Document Ingestion and Chunking on the Client
Loading Files in the Browser
The File API and drag-and-drop events handle document input. For plain text files, FileReader.readAsText() is sufficient. For PDFs, pdfjs-dist (Mozilla's client-side PDF renderer) extracts raw text page by page without any server round-trip.

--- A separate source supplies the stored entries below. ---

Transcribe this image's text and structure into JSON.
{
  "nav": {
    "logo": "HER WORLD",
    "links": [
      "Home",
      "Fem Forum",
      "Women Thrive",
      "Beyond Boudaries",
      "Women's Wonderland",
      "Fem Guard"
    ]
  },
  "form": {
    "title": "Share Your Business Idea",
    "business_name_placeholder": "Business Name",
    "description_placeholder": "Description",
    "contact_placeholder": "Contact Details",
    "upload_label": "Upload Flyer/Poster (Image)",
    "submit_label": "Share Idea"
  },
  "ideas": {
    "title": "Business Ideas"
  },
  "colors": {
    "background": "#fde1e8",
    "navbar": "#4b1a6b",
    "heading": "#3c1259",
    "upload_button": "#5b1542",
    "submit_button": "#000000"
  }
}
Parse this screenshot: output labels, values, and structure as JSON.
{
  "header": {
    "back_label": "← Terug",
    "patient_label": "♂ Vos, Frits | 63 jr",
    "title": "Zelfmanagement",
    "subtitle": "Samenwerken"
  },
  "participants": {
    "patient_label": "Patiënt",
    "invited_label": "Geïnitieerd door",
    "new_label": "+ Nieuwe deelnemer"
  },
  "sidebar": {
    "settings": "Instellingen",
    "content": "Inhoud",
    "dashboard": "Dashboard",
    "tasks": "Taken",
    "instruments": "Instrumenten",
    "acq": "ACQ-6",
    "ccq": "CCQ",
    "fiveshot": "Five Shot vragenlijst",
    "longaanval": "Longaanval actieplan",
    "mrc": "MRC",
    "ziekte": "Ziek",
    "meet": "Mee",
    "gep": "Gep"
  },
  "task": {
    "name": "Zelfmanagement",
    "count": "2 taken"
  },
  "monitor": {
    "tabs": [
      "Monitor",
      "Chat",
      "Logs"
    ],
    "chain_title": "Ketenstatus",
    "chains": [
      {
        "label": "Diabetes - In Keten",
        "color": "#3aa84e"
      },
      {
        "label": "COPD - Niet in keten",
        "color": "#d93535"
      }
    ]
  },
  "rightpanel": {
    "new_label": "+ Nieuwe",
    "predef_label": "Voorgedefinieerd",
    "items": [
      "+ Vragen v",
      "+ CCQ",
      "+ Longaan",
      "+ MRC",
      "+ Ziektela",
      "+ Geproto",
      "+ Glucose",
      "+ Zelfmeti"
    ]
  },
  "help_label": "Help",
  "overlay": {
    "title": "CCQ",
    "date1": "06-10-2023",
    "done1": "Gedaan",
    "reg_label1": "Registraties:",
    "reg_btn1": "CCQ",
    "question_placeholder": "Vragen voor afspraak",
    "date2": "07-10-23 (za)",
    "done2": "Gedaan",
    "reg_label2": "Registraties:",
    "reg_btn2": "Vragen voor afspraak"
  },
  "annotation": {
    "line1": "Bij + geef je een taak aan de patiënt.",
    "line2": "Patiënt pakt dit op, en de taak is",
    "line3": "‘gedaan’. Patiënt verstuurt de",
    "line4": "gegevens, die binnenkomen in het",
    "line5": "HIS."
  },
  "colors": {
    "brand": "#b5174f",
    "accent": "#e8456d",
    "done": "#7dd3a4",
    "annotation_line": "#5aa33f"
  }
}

import * as pdfjsLib from 'pdfjs-dist';
// pdf.js requires an explicit worker path; adjust for your Vite build
pdfjsLib.GlobalWorkerOptions.workerSrc = new URL(
'pdfjs-dist/build/pdf.worker.min.mjs',
import.meta.url
).toString();
async function extractTextFromPDF(file) {
const arrayBuffer = await file.arrayBuffer();
const pdf = await pdfjsLib.getDocument({ data: arrayBuffer }).promise;
const pages = [];
for (let i = 1; i <= pdf.numPages; i++) {
try {
const page = await pdf.getPage(i);
const content = await page.getTextContent();
pages.push(content.items.map(item => item.str).join(' '));
} catch (err) {
console.warn(`PDF page ${i} could not be extracted:`, err);
pages.push(''); // preserve page alignment; skip corrupt page
}
}
return pages.join('
');
}
Note: The pdfjs-dist worker path must be configured explicitly in Vite builds. The default path assumptions break at bundle time. Verify the path resolves correctly in your project structure. A single corrupt or encrypted page will be skipped with a warning rather than aborting the entire extraction.
Chunking Strategy
This chunker splits on sentence boundaries with a word-count budget and overlap, optimizing for retrieval quality. Note: this is not the same as recursive character splitting (as in LangChain), which applies a separator hierarchy. The overlap ensures that concepts spanning a chunk boundary still appear in at least one complete chunk, preventing the retriever from missing relevant passages that happen to straddle a split point.
// chunkSizeWords and overlapWords are measured in words, not tokens.
// Word count is used as a rough approximation of token count; actual
// BPE token counts will be ~1.3–1.5× the word count.
// Lookbehind requires ES2018+. Verify target browser compatibility.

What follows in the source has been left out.